Date: 2012-11-28 06:13 pm (UTC)
From: [identity profile] fpb.livejournal.com
As for "not whores but idiots", these aren't people wanting to get married just for tax benefits. These are people who love each other and want to live together, just as straights do, and want the same benefits straight couples do. "emotional manipulation" -- It's called empathy. You'd apparently prefer not to have any regarding the people suffering under your preferred policies.

I broke down your division between two paragraphs because you are playing with ideas and notions in a way I find illegitimate, and I want to bring your ideas together. These are people who love each other and want to live together, just as straights do - OK, but even given what I said before about the objective near-impossibility of such an outcome, let us suppose it happens. For what reason would it entitle them to want the same benefits straight couples do? Either, as I said, they want the benefits and that is the point, or the benefits are not important to them. But if you use their mutual affection - which I do not deny, and indeed could not deny in the light of the obvious jealousy and heartbreak involved in every break-up - to screw money and privileges from the State, then money and privileges are what you want, and the use of tearful scenes of mutual love is nothing more than whorish emotional manipulation.

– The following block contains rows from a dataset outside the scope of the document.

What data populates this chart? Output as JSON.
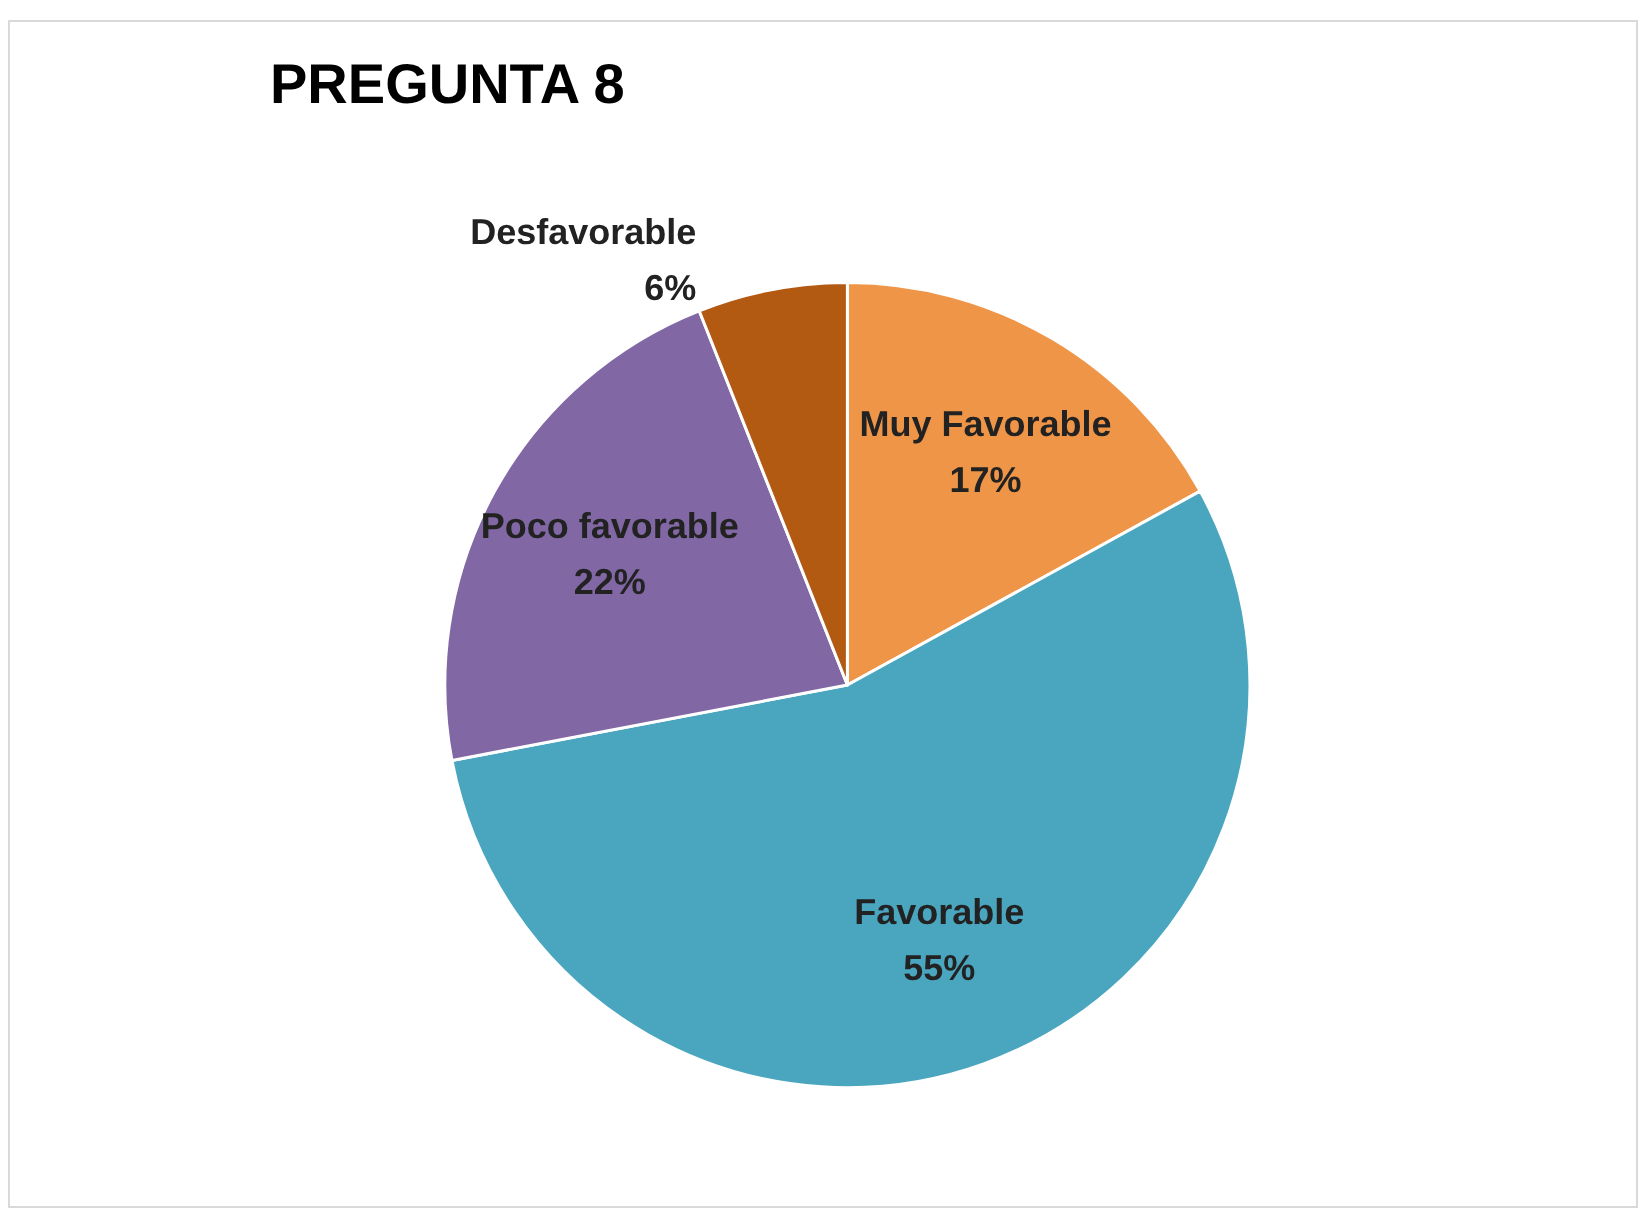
{
  "chart_data": {
    "type": "pie",
    "title": "PREGUNTA 8",
    "categories": [
      "Muy Favorable",
      "Favorable",
      "Poco favorable",
      "Desfavorable"
    ],
    "values": [
      17,
      55,
      22,
      6
    ],
    "colors": [
      "#ef9548",
      "#4aa6bf",
      "#8167a4",
      "#b35a12"
    ],
    "value_labels": [
      "17%",
      "55%",
      "22%",
      "6%"
    ]
  }
}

Edited Date: 2012-11-28 06:19 pm (UTC)

Date: 2012-11-28 06:18 pm (UTC)
From: [identity profile] fpb.livejournal.com
IVF and surrogate babies have turned out just fine.

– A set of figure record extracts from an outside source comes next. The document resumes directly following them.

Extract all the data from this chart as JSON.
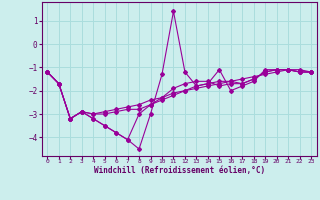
{
  "xlabel": "Windchill (Refroidissement éolien,°C)",
  "ylabel": "",
  "background_color": "#cceeed",
  "grid_color": "#aadddd",
  "line_color": "#990099",
  "xlim": [
    -0.5,
    23.5
  ],
  "ylim": [
    -4.8,
    1.8
  ],
  "yticks": [
    -4,
    -3,
    -2,
    -1,
    0,
    1
  ],
  "xticks": [
    0,
    1,
    2,
    3,
    4,
    5,
    6,
    7,
    8,
    9,
    10,
    11,
    12,
    13,
    14,
    15,
    16,
    17,
    18,
    19,
    20,
    21,
    22,
    23
  ],
  "series": {
    "main": {
      "x": [
        0,
        1,
        2,
        3,
        4,
        5,
        6,
        7,
        8,
        9,
        10,
        11,
        12,
        13,
        14,
        15,
        16,
        17,
        18,
        19,
        20,
        21,
        22,
        23
      ],
      "y": [
        -1.2,
        -1.7,
        -3.2,
        -2.9,
        -3.2,
        -3.5,
        -3.8,
        -4.1,
        -4.5,
        -3.0,
        -1.3,
        1.4,
        -1.2,
        -1.8,
        -1.7,
        -1.1,
        -2.0,
        -1.8,
        -1.6,
        -1.1,
        -1.1,
        -1.1,
        -1.2,
        -1.2
      ]
    },
    "line2": {
      "x": [
        0,
        1,
        2,
        3,
        4,
        5,
        6,
        7,
        8,
        9,
        10,
        11,
        12,
        13,
        14,
        15,
        16,
        17,
        18,
        19,
        20,
        21,
        22,
        23
      ],
      "y": [
        -1.2,
        -1.7,
        -3.2,
        -2.9,
        -3.2,
        -3.5,
        -3.8,
        -4.1,
        -3.0,
        -2.6,
        -2.3,
        -1.9,
        -1.7,
        -1.6,
        -1.6,
        -1.8,
        -1.7,
        -1.7,
        -1.5,
        -1.2,
        -1.1,
        -1.1,
        -1.2,
        -1.2
      ]
    },
    "line3": {
      "x": [
        0,
        1,
        2,
        3,
        4,
        5,
        6,
        7,
        8,
        9,
        10,
        11,
        12,
        13,
        14,
        15,
        16,
        17,
        18,
        19,
        20,
        21,
        22,
        23
      ],
      "y": [
        -1.2,
        -1.7,
        -3.2,
        -2.9,
        -3.0,
        -3.0,
        -2.9,
        -2.8,
        -2.8,
        -2.6,
        -2.4,
        -2.2,
        -2.0,
        -1.8,
        -1.7,
        -1.6,
        -1.6,
        -1.7,
        -1.5,
        -1.2,
        -1.1,
        -1.1,
        -1.2,
        -1.2
      ]
    },
    "line4": {
      "x": [
        0,
        1,
        2,
        3,
        4,
        5,
        6,
        7,
        8,
        9,
        10,
        11,
        12,
        13,
        14,
        15,
        16,
        17,
        18,
        19,
        20,
        21,
        22,
        23
      ],
      "y": [
        -1.2,
        -1.7,
        -3.2,
        -2.9,
        -3.0,
        -2.9,
        -2.8,
        -2.7,
        -2.6,
        -2.4,
        -2.3,
        -2.1,
        -2.0,
        -1.9,
        -1.8,
        -1.7,
        -1.6,
        -1.5,
        -1.4,
        -1.3,
        -1.2,
        -1.1,
        -1.1,
        -1.2
      ]
    }
  }
}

I sincerely hope you never find yourself in the way of verifying the utter, smug falsehood of that statement. It comes from the kind of "academic studies" intended to flatter commonplace prejudice. Until you have seen it, you have no idea what it means to have no known father or mother, no identity of your own, no place to stand. It was in the face of that utter misery that I decided to make peace with my own father, who is not an admirable parent; because however difficult our relation might be, it still gives me something that at least one person I know will never have, and will suffer all her life for. As for the physical facts, I believe I have read that IVF babies are at greater risk from an enormous amount of conditions as compared with the properly made article. But that, to me, is much less important than the fact that dozens of embryos are butchered to make one IVF baby, which achieves the impossible: something morally worse than abortion.